2 commenti Aggiungi il tuo

  1. Franco Marzoli ha detto:

    Considero valido e interessante il contributo di Claudia Crocco per due ragioni. La prima rileva l’opportunità che un tema così importante quale quello dell’immigrazione venga adeguatamente trattato anche su 404, la seconda è perche Claudia tende a riferire qualcosa di cui è stata testimone.
    Un’altra caratteristica di questo scritto è che si tratta di un ‘reportage ‘ militante’ o, se preferite, ‘di parte’. Di per sè la cosa non è nè positiva nè negativa. Dipende, evidentemente dai punti di vista. Se lo si esamina infatti in una logica ‘giornalistica’ la visione ‘di parte’ risulta meno ammissibile. L’autrice infatti non ci spiega i motivi che stanno dietro alle decisioni prese dalle autorità, nè provvede ad intervistare soggetti che le approvano, nè tantomeno soggetti (che penso non manchino anche al sud) con atteggiamenti xenofobi o razzisti. Da ultimo non accenna a come, a suo parere, dovrebbe essere affrontato il complesso tema dell’immigrazione.
    Ed è anche su questi temi che penso sia importante iniziare una franca discussione.

  2. Claudia ha detto:

    Caro Franco, grazie mille per il commento.
    L’articolo non pretende di essere esaustivo: né sul CIE di SMCV, né sul tema dell’immigrazione in generale. Hai ragione, sarebbe urgente e necessario affrontare riflessioni riguardanti le politiche sull’immigrazione oggi.
    Nello spazio che avevo, cioè poco, io ho tentato di fare un’altra cosa: volevo fornire qualche dato su una situazione relativamente poco conosciuta (sono stati pubblicati molti articoli sull’Andolfato soltanto negli ultimi due giorni; prima se ne sapeva pochissimo, e solo spulciando la stampa locale); e allo stesso tempo inserirvi un minimo di spunto per la riflessione. Non volevo essere bipartisan, politically correct o quello che vuoi.. Non volevo neanche essere una giornalista scrupolosa, che presenta la situazione da entrambi i punti di vista.
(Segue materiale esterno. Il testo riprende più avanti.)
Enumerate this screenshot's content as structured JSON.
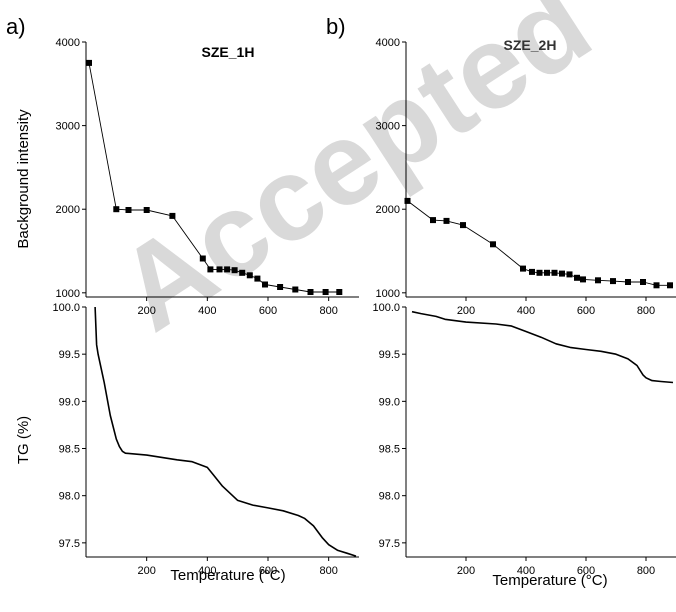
{
  "figure": {
    "panel_labels": [
      "a)",
      "b)"
    ],
    "watermark": "Accepted",
    "x_axis_label": "Temperature (°C)",
    "top_y_label": "Background intensity",
    "bottom_y_label": "TG (%)",
    "titles": [
      "SZE_1H",
      "SZE_2H"
    ]
  },
  "chart_data": [
    {
      "id": "a-top",
      "type": "line",
      "title": "SZE_1H",
      "ylabel": "Background intensity",
      "xlabel": "",
      "xlim": [
        0,
        900
      ],
      "ylim": [
        950,
        4000
      ],
      "yticks": [
        1000,
        2000,
        3000,
        4000
      ],
      "xticks": [
        200,
        400,
        600,
        800
      ],
      "xtick_labels": true,
      "marker": "square",
      "series": [
        {
          "x": [
            10,
            100,
            140,
            200,
            285,
            385,
            410,
            440,
            465,
            490,
            515,
            540,
            565,
            590,
            640,
            690,
            740,
            790,
            835
          ],
          "y": [
            3750,
            2000,
            1990,
            1990,
            1920,
            1410,
            1280,
            1280,
            1280,
            1270,
            1240,
            1210,
            1170,
            1100,
            1070,
            1040,
            1010,
            1010,
            1010
          ]
        }
      ]
    },
    {
      "id": "b-top",
      "type": "line",
      "title": "SZE_2H",
      "ylabel": "",
      "xlabel": "",
      "xlim": [
        0,
        900
      ],
      "ylim": [
        950,
        4000
      ],
      "yticks": [
        1000,
        2000,
        3000,
        4000
      ],
      "xticks": [
        200,
        400,
        600,
        800
      ],
      "xtick_labels": true,
      "marker": "square",
      "series": [
        {
          "x": [
            5,
            90,
            135,
            190,
            290,
            390,
            420,
            445,
            470,
            495,
            520,
            545,
            570,
            590,
            640,
            690,
            740,
            790,
            835,
            880
          ],
          "y": [
            2100,
            1870,
            1860,
            1810,
            1580,
            1290,
            1250,
            1240,
            1240,
            1240,
            1230,
            1220,
            1180,
            1160,
            1150,
            1140,
            1130,
            1130,
            1090,
            1090
          ]
        }
      ]
    },
    {
      "id": "a-bottom",
      "type": "line",
      "title": "",
      "ylabel": "TG (%)",
      "xlabel": "Temperature (°C)",
      "xlim": [
        0,
        900
      ],
      "ylim": [
        97.35,
        100.0
      ],
      "yticks": [
        97.5,
        98.0,
        98.5,
        99.0,
        99.5,
        100.0
      ],
      "xticks": [
        200,
        400,
        600,
        800
      ],
      "xtick_labels": true,
      "marker": "none",
      "series": [
        {
          "x": [
            30,
            35,
            40,
            60,
            80,
            100,
            110,
            120,
            130,
            200,
            300,
            350,
            400,
            420,
            450,
            500,
            550,
            600,
            650,
            700,
            720,
            750,
            780,
            800,
            830,
            860,
            890
          ],
          "y": [
            100.0,
            99.6,
            99.5,
            99.2,
            98.85,
            98.6,
            98.52,
            98.47,
            98.45,
            98.43,
            98.38,
            98.36,
            98.3,
            98.22,
            98.1,
            97.95,
            97.9,
            97.87,
            97.84,
            97.79,
            97.76,
            97.68,
            97.55,
            97.48,
            97.42,
            97.39,
            97.36
          ]
        }
      ]
    },
    {
      "id": "b-bottom",
      "type": "line",
      "title": "",
      "ylabel": "",
      "xlabel": "Temperature (°C)",
      "xlim": [
        0,
        900
      ],
      "ylim": [
        97.35,
        100.0
      ],
      "yticks": [
        97.5,
        98.0,
        98.5,
        99.0,
        99.5,
        100.0
      ],
      "xticks": [
        200,
        400,
        600,
        800
      ],
      "xtick_labels": true,
      "marker": "none",
      "series": [
        {
          "x": [
            20,
            50,
            100,
            130,
            200,
            300,
            350,
            400,
            450,
            500,
            550,
            600,
            650,
            700,
            740,
            770,
            790,
            800,
            820,
            850,
            890
          ],
          "y": [
            99.95,
            99.93,
            99.9,
            99.87,
            99.84,
            99.82,
            99.8,
            99.74,
            99.68,
            99.61,
            99.57,
            99.55,
            99.53,
            99.5,
            99.45,
            99.38,
            99.28,
            99.25,
            99.22,
            99.21,
            99.2
          ]
        }
      ]
    }
  ]
}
Ho orientato le informazioni presentate , anche linguisticamente, dal punto di vista che ritengo più giusto: cioè quello per cui un trattamento come quello riservato nel CIE di SMCV agli immigrati è una violazione dei diritti umani intollerabile, di fronte alla quale le frontiere assurdità, di fronte alla quale non possiamo rimanere fermi a guardare.
    Se me lo chiedi direttamente, la mia opinione personale è che le frontiere siano un privilegio feudale che andrebbe gradualmente eliminato; e , in questo caso specifico (Libia-Tunisia- Italia- Francia- rivoluzioni- Mediterraneo), la legge italiana è un’indecenza, i blocchi francesi altrettanto.. e sarebbe bello se l’Europa si attivasse con delle politiche comunitarie di accoglimento e di assorbimento degli immigrati. Detto ciò, spero di leggere presto articoli al riguardo scritti con più competenza della mia – e ce ne sono già, ce ne sono.

    Per quanto riguarda il razzismo e l’opinione pubblica: ovviamente anche nella mia città è dilagante, o quanto meno se ne trova un bel po’.. e sì, sono stata testimone anche di frasi che mi vergogno a ripetere.